Die richtige Lagerung von ofenfertigem Brennholz und Kaminholz begünstigt die Verbrenneigenschaften des beliebten Rohstoffs.

  • Lagern Sie Scheitholz vor Regen geschützt. Bei der Abdeckung des Holzes sollte eine gute Durchlüftung gewährleistet sein.
  • Packen Sie frisch geschlagenes Holz nicht komplett in Plastikplanen ein.
  • Bevorzugen Sie als Lagerort sonnige und windexponierte Flächen (Süd- und Westseiten), schaffen Sie einen trockenen Untergrund und schützen sie den Lagerplatz gegen aufsteigende Bodenfeuchte und Bodenwuchs (Paletten oder Rundhölzer).
  • Im Kreuzstapel geschichtet trocknet Brennholz- bzw.

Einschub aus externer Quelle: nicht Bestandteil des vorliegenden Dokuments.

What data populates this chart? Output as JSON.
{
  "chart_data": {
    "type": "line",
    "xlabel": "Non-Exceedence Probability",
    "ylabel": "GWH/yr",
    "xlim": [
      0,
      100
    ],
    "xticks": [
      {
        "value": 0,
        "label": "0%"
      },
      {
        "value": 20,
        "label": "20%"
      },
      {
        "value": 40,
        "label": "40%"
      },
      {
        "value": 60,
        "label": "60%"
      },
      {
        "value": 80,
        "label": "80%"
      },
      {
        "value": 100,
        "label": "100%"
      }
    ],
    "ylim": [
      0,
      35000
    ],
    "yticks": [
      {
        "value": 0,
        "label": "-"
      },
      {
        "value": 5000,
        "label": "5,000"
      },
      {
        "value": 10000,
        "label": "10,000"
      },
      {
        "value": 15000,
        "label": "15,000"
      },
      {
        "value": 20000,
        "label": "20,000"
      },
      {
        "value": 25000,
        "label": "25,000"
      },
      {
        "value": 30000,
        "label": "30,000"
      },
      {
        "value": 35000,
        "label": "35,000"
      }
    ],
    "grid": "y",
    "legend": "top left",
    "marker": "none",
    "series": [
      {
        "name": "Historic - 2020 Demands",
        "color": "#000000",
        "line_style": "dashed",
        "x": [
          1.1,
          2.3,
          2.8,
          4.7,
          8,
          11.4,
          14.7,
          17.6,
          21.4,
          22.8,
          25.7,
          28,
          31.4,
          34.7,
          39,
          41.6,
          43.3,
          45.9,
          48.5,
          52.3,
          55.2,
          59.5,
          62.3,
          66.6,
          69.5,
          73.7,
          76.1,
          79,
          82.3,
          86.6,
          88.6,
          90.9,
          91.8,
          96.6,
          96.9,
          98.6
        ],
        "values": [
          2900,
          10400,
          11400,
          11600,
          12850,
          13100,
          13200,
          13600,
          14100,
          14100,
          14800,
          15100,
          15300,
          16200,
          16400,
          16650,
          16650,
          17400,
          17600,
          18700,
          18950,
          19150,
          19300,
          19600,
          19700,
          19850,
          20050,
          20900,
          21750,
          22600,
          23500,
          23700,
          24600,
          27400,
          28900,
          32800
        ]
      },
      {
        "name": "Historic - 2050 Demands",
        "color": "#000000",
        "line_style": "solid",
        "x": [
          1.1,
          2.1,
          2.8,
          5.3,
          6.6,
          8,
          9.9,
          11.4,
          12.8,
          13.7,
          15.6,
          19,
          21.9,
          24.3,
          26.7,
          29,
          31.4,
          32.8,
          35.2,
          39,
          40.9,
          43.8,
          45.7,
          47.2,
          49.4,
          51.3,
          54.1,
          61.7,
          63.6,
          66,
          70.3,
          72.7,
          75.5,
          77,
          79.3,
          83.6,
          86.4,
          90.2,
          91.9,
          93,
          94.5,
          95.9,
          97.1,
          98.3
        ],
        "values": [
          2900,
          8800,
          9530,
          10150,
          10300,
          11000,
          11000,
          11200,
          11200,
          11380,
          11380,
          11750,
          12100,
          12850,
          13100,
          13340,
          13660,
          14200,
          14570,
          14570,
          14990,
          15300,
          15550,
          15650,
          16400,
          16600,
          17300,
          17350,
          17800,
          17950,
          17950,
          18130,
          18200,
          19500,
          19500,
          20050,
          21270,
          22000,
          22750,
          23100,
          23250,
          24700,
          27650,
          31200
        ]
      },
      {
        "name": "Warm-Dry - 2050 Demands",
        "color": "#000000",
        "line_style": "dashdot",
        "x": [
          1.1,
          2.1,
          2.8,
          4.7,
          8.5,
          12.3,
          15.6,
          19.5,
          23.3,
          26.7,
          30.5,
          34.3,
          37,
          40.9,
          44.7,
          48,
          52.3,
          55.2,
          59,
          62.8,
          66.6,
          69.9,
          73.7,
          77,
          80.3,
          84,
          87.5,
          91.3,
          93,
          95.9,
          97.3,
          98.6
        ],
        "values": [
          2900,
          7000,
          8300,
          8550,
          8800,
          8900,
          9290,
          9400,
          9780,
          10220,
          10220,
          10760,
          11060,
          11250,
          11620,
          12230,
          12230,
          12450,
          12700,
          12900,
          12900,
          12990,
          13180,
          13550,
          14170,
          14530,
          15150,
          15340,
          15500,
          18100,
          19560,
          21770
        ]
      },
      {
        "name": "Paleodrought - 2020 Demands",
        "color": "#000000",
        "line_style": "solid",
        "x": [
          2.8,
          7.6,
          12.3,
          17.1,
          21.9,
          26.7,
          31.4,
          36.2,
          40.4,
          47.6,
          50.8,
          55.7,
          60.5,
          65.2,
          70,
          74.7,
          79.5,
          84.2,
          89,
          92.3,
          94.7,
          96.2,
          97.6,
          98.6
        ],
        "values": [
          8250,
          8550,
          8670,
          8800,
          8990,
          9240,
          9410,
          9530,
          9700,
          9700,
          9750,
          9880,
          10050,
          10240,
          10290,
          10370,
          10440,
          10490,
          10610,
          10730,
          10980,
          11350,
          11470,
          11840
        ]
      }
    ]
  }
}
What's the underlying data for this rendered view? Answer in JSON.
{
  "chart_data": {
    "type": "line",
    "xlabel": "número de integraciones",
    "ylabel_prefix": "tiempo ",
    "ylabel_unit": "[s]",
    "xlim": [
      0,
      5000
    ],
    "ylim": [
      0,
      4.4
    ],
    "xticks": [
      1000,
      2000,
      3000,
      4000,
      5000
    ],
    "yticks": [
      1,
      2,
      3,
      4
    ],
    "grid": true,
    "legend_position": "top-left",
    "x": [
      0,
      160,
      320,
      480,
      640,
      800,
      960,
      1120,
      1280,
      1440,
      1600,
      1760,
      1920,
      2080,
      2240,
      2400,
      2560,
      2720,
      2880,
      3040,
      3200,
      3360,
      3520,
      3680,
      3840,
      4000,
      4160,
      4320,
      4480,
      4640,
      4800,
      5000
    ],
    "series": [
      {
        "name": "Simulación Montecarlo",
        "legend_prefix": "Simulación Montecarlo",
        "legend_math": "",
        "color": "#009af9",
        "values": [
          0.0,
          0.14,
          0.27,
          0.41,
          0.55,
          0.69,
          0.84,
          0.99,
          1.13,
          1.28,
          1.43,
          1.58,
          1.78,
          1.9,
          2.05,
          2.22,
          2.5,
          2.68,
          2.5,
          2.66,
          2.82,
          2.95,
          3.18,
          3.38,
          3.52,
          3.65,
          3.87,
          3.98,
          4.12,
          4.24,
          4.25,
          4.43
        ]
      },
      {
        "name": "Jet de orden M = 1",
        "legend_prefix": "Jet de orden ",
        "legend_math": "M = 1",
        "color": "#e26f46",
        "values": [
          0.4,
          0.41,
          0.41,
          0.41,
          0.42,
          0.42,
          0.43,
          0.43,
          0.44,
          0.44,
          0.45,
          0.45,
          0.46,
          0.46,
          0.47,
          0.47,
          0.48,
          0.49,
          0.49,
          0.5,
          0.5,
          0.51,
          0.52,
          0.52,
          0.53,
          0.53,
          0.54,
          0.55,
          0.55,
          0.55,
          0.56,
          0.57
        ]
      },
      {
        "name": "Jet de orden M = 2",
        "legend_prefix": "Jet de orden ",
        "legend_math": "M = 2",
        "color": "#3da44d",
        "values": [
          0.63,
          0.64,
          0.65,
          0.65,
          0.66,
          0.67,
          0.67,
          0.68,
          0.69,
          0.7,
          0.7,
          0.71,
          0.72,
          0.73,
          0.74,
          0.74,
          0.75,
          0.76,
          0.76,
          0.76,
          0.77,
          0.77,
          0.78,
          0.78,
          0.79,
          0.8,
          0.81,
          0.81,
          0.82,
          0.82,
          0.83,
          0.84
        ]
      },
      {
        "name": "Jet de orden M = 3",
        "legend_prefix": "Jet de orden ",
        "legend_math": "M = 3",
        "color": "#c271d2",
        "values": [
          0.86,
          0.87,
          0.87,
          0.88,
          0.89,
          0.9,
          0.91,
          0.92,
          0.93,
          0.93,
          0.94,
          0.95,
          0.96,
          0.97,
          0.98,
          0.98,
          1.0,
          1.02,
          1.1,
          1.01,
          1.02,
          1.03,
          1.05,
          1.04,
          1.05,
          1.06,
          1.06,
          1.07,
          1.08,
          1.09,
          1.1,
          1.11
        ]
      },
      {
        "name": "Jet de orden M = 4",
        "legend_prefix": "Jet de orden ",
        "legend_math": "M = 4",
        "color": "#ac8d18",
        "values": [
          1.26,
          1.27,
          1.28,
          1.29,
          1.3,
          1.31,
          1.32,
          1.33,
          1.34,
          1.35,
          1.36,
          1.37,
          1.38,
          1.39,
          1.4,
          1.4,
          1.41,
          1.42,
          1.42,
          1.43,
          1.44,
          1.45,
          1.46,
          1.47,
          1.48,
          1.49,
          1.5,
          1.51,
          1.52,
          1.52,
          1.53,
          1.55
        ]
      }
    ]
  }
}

Kaminholz besonders schnell.
  • Decken Sie den Holzstapel z. B. mit einer Plane ab, die Ihnen als Regenschutz dient.
  • Zur besseren Durchlüftung an Hauswänden oder Hütten sollte das Brenn- bzw. Kaminholz mindestens 10 cm Abstand zur Wand haben.
  • Bevorraten Sie die Tagesmenge an Brennholz wenn möglich am Kamin bzw. Ofen. Wenn Sie das Holz mehrere Stunden vor dem Verbrennen in einem geheizten Raum lagern, werden die Verbrenneigenschaften durch die Nachtrocknung verbessert.
  • Nasses Brennholz verbrennt mit deutlich geringerer Energieausbeute und kann zu höheren Emissionen sowie aggressiven Ablagerungen im Ofen sowie Kamin führen.